Absurdly fast, Aubameyang is exactly the type of player Milan would love to have right now—a zippy speedster who can fly past opposing defenders on the counter and create space for everyone else in possession. Capable of playing both on the wing and in the center, he could have been a player Milan built its forward line around—if he had ever played for the Rossoneri.
If there's one player who is emblematic of the failures of the men currently running AC Milan, it's Riccardo Saponara.
An attacking midfielder, Saponara was bought by Milan in January of 2013, just after his 21st birthday. At the time he was leading Empoli, then in Serie B, to the promotion playoffs. He stayed with the side on loan through the end of the year, eventually coming up just short of the promotion that Maurizio Sarri would achieve a year later.
He arrived at Milan that summer and was immediately given the No. 8 shirt. He then proceeded to do...nothing. Not through any fault of his own, of course.
Milan had three coaches in the next year and a half, and none of the three deemed Saponara worthy of regular playing time—this despite the team being in desperate need of a creative spark.
He played in only eight games in red and black, and although he showed positive signs—particularly in his lone appearance last year against Palermo, when WhoScored tallied him at two key passes and an 89.2 pass-completion percentage—he continued to see the bench.
Perhaps it was because the Palermo game ended in a 2-0 loss, perhaps it was because he didn't fit Filippo Inzaghi's system, or perhaps it was just typical Italian obstinacy when it comes to putting young players into the team, but in January, Saponara was sent back to Empoli on loan.
Given his lack of playing time, it wouldn't have been that bad a move but for one thing—Empoli was given a €4 million purchase option at the end of the season. Saponara proceeded to lay waste to Serie A defenses, scoring seven times in 17 games and pitching in three assists as well. Empoli quickly triggered the clause, and a player that could have solved a hefty chunk of Milan's problems was lost.
Saponara continues to play well. He has four goals and five assists this season and, according to WhoScored, is averaging 2.7 key passes per game.

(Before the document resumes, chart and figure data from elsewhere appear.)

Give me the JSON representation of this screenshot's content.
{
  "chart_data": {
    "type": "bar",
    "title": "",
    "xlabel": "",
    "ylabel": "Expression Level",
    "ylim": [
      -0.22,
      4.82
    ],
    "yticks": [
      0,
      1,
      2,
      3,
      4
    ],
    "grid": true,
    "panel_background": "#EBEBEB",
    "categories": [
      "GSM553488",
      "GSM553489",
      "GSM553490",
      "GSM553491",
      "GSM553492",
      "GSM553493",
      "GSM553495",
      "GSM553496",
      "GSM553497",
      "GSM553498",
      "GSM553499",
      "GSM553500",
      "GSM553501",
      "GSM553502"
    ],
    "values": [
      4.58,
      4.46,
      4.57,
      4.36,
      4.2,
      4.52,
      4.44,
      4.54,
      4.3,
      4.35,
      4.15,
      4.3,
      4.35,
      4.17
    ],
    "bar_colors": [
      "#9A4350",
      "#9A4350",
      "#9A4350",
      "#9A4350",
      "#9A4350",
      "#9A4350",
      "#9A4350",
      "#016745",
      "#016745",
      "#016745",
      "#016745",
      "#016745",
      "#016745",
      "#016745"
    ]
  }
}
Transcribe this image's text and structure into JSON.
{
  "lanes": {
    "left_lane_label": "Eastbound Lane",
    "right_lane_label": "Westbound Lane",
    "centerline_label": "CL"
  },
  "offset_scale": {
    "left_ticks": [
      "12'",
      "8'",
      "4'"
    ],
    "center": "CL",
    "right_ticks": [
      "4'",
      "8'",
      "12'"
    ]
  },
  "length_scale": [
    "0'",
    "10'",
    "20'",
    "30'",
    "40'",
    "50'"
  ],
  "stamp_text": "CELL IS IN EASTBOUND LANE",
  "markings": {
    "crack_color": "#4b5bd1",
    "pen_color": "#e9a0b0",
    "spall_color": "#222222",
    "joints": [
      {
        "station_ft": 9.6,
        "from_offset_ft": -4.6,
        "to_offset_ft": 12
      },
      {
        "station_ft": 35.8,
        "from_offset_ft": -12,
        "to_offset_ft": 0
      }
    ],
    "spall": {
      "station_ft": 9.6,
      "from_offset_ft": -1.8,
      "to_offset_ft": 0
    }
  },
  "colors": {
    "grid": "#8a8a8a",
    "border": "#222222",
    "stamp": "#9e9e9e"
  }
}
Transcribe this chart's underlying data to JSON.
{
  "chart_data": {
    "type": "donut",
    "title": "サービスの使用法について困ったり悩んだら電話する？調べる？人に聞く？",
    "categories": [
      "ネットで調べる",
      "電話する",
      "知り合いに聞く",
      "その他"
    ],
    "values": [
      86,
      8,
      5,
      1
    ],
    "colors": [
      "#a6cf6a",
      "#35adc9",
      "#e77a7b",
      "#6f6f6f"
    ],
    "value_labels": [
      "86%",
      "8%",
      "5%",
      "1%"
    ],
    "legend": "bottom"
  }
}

Imagine him starting as trequartista for the Rossoneri rather than Keisuke Honda or Suso and the relationship he could have developed with the likes of Carlos Bacca. Milan's attack, which is pretty much devoid of creativity beyond Giacomo Bonaventura, would look a lot scarier.
Simply put, the way Milan handled Saponara was a complete and utter failure. He was never given a chance and sold far too soon. It's a mistake that will haunt Milan for years.